I saw on Talking Points memo’s DC Wire that Senator Tom Harkin is sounding out Republican colleagues on a potential compromise for the Employee Free Choice Act, according to Roll Call. The Republican leadership will certainly try to filibuster this bill, and Democrats do not currently have 60 votes in favor. Some weaselly Democrats who voted for the EFCA in 2007 (knowing President Bush would veto it) are hedging now. In addition, Republican Senator Arlen Specter, who has supported the EFCA in the past, has flipped on the issue in light of a primary challenge from the right.
CEOs from three companies (Costco, Whole Foods and Starbucks) proposed a compromise on the EFCA recently. Harkin and other leading Democrats are not willing to accept that proposal for various reasons. For one thing, it would not include binding arbitration.
Earlier this month, Harkin had an excellent response to Republican critics who say we can’t afford to help labor unions now:
“In 1935, we passed the Wagner Act that promoted unionization and allowed unions to flourish, and at the time we were at around 20 percent unemployment. So tell me again why we can’t do this in a recession?” said Sen. Tom Harkin (D-Iowa), invoking the pro-labor changes of the New Deal. “This is the time to do it. This is exactly the time we should be insisting on a fairer playing field for people to organize themselves.”
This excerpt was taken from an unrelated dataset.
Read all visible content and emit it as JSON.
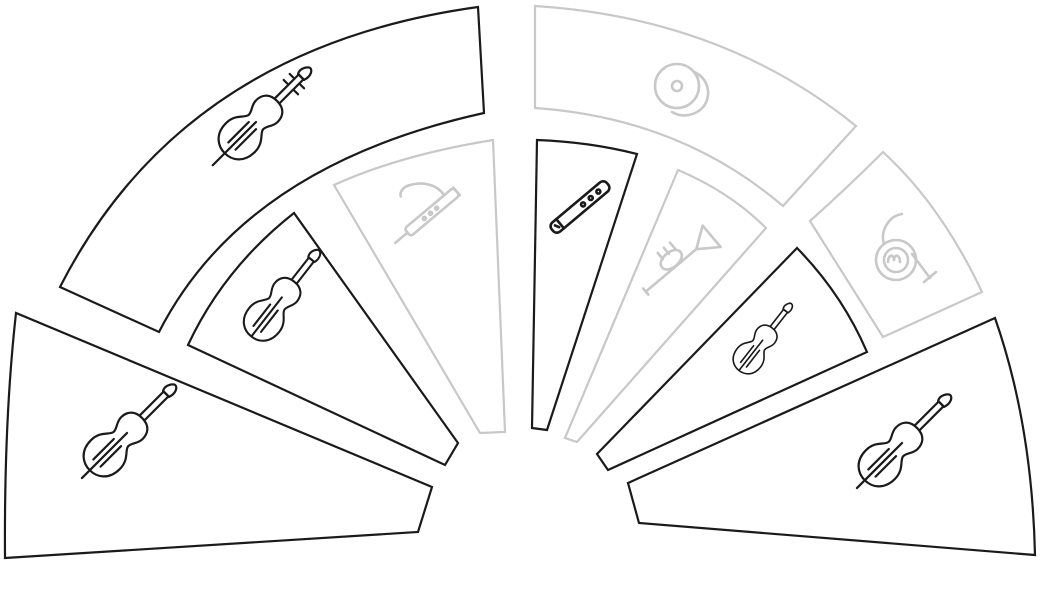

The Center for American Progress Action Fund created this outstanding web page supporting the Employee Free Choice Act. You’ll find many useful resources there, including a basic overview of what the EFCA would and would not do and an interactive map showing why unions are good for workers and the economy.
I clicked on Iowa and learned, “Union workers in Iowa make 8.40 percent ($1.48 per hour) more than non-union workers, on average.” (Click here and scroll down the page to see how the Center for Economic Policy Research calculated those figures.) Higher wages are not only good for individual families, they boost the economy as a whole consumer spending drives so much economic activity.
I am pessimistic about the prospects for passing the EFCA this year, but I give Harkin credit for trying to find a compromise that would still make it significantly easier for workers to form unions.